The results below show qualitative samples organized by temporal regime. Each example presents the structural inputs followed by independent samples generated from the same prompt and conditioning signal.
Qualitative samples are grouped by the amount of temporal structure available to the model: all frames, sparse anchor frames, or a single anchor frame.
Edge and depth signals are provided for all 20 frames. The generated motion follows the reference structure closely, while the text prompt controls appearance and scene semantics.
beautiful scene, with icy-mountains afar. There is a frozen lake in the scene with penguins walking on it
A beautiful scene of sand dunes in a desert
a cow grazing and moving in the field. Mountains in the background
Conditioning is provided at four anchor frames, here t = 0, 5, 10, and 15. The remaining frames are generated by the model under the joint constraint of the text prompt and the sparse structural anchors.
A red car on the road on a bright sunny day








A pole with a poster of a lost cat on it.
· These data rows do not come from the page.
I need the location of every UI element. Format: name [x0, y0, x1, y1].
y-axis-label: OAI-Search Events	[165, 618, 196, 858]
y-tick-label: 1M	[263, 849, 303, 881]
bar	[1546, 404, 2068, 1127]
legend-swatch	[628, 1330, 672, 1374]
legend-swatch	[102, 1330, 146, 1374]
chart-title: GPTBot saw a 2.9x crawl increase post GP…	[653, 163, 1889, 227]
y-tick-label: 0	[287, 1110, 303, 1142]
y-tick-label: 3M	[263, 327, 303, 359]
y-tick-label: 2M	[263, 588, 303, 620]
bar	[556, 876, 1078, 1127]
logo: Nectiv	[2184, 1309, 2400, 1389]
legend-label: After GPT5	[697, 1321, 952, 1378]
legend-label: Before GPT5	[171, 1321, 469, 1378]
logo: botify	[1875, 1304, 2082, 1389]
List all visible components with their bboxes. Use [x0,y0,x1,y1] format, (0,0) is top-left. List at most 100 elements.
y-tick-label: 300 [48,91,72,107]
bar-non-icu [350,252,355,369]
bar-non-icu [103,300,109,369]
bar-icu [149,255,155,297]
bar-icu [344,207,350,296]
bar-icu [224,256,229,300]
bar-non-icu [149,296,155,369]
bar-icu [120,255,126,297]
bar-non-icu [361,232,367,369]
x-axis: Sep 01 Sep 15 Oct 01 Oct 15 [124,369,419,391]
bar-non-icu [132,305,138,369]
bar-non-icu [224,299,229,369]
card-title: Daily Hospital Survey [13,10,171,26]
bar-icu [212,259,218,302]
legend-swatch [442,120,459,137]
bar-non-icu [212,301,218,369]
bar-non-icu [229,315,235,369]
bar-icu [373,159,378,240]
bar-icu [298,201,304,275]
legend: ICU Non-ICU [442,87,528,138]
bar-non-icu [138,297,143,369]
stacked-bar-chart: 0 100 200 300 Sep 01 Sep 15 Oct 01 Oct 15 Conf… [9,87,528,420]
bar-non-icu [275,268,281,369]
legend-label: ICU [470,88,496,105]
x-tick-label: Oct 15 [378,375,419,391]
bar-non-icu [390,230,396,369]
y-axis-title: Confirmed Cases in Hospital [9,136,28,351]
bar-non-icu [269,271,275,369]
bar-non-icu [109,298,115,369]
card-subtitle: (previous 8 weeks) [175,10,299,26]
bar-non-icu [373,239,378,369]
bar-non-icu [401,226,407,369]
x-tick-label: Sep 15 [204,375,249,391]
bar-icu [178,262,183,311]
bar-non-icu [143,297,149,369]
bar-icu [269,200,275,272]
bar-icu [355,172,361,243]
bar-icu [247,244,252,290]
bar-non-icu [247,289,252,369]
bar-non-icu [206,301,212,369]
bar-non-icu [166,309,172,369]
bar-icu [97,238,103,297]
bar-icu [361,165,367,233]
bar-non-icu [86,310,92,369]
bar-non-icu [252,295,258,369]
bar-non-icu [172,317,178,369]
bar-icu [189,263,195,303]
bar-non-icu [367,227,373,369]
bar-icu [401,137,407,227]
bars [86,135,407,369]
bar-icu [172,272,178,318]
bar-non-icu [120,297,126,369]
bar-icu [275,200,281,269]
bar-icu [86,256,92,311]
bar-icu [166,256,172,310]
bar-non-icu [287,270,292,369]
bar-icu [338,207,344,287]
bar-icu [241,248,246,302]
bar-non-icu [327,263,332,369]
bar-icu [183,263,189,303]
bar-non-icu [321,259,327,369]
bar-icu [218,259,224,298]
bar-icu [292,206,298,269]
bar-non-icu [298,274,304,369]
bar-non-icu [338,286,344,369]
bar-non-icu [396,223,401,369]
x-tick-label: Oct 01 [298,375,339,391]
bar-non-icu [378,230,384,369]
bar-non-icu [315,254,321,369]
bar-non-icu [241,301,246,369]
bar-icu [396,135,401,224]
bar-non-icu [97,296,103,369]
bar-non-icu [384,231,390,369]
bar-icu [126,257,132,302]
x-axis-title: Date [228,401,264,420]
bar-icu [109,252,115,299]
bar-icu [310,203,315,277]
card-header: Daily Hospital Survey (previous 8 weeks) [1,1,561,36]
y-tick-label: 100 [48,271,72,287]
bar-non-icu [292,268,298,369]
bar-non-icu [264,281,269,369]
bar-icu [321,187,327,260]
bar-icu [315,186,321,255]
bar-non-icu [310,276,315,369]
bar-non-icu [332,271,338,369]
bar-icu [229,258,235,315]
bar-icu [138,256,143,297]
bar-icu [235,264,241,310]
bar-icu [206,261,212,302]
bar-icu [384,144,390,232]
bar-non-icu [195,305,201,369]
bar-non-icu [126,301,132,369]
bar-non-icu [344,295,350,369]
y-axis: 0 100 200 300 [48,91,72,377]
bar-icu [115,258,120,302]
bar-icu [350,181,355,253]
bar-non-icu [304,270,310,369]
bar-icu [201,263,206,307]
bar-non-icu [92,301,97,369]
Trees in background with leaves moving erratically due to wind








a person on a skateboard, upper body shot








Conditioning is provided only at t = 0. The rest of the video is generated from the text prompt and the structure of a single anchor frame.
A statue of a woman in a museum


a rabbit behind fence is sitting and chewing


A man slicing tomatoes with a knife


I thank Gunjan Aggarwal and Lakshya for their technical guidance throughout this project, and Kshitij Garg for hosting the work on his team. I am also grateful to the broader Adobe Firefly Video team for the model, infrastructure, and engineering support on which this work was built.